By Ezgi Erkoyun and Libby George
ISTANBUL/LONDON (Reuters) -Turkey’s international bonds and lira currency weakened on Monday, and the cost of insuring government debt against default rose, following weekend detentions of opposition mayors.
The detentions, which prosecutors say are part of anti-corruption investigations, are seen by the opposition and some foreign leaders as an effort by President Tayyip Erdogan to weaken the Republic People’s Party (CHP).
Jamie Fallon of Tellimer said the detentions had “fuelled fears around the rule of law and political instability”.
Turkish assets are notably sensitive to domestic politics, with foreign investors crowding back in after Erdogan’s return to orthodox economic policies in 2023, but prepared to ditch them if the latest political developments impact those policies – or the economy more broadly.
The lira slid by some 0.2% to beyond 40 against the dollar, before clawing back some of the losses, to trade at 39.99 at 1025 GMT, still weaker than its close on Friday.
Turkey’s international dollar bonds also slid, with the 2045 maturity shedding nearly 1 cent to be bid at 85 cents on the dollar. And the country’s 5-year credit default swap, an indication of the cost of insuring its debt against default, widened by 13 basis points from Friday’s close to 292 bps.
The mayors of the big southern cities of Adana, Adiyaman and Antalya were taken into custody as part of a corruption investigation, expanding a months-long legal crackdown well beyond its origins in Istanbul.
Istanbul’s benchmark BIST 100 index was down 1.25% at 1050 GMT. The banking index was down 0.58% at the same time, after an earlier drop of 1.68%.

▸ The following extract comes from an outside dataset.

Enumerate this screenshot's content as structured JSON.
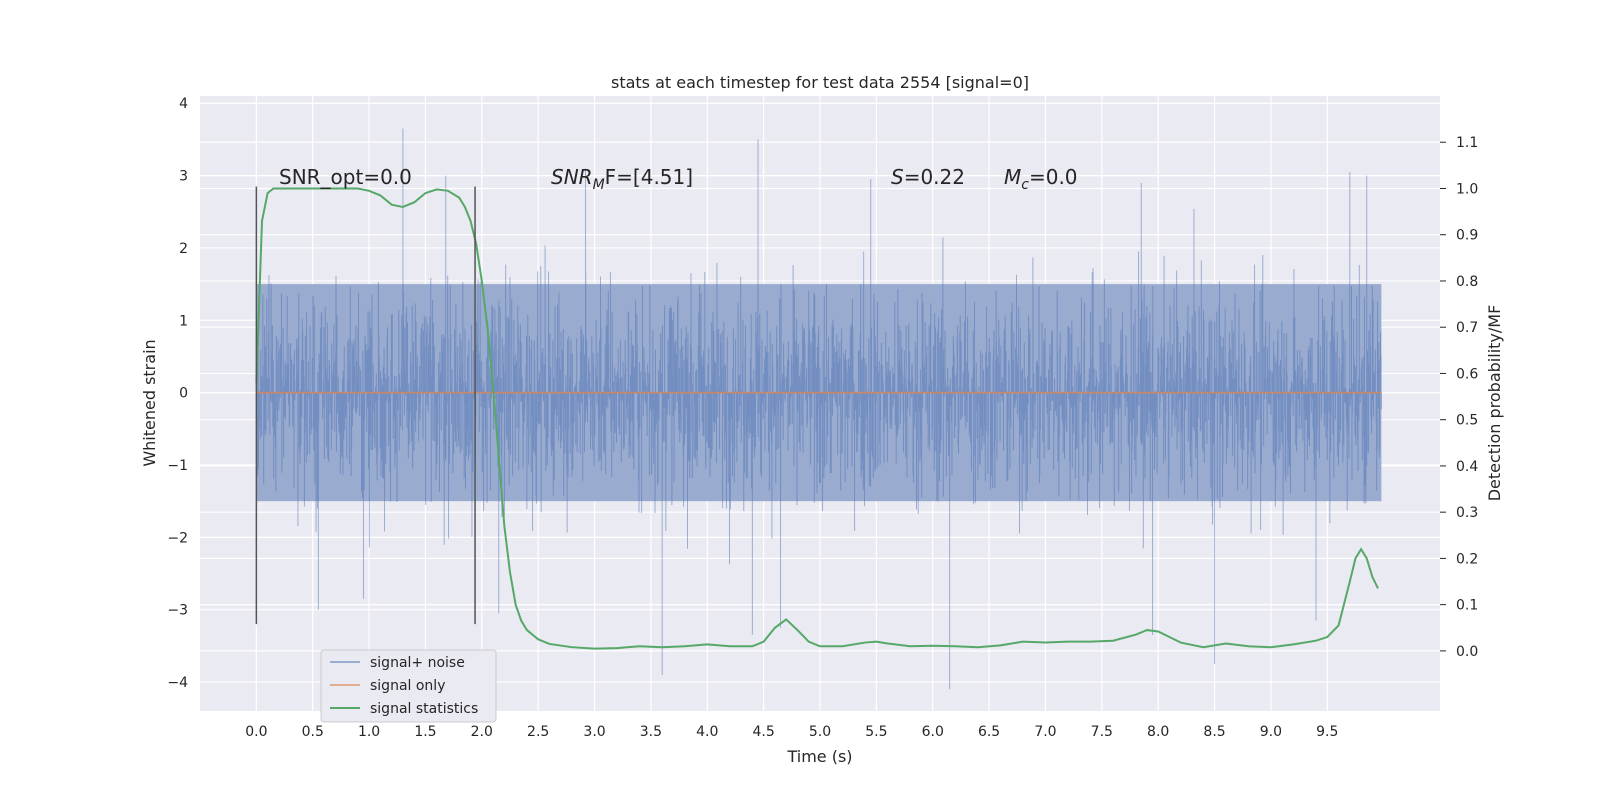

The lira has weakened some 11% so far this year on concerns over domestic politics and conflicts in neighbouring countries.
There are expectations that Turkey’s central bank would begin cutting rates again this month, but the lira’s weakness – and the economic impact of the political developments – has thrown that prospect into question.
Hilmi Yavas, an Istanbul-based independent macro strategist, said the bank’s efforts to stabilize the economy were already under pressure.
“High real interest rates still seem necessary to contain domestic demand for foreign currency, while services inflation remains more elevated than a central banker would find comfortable,” Yavas said. “Meanwhile, tight monetary policy is placing increasing strain on the real economy.”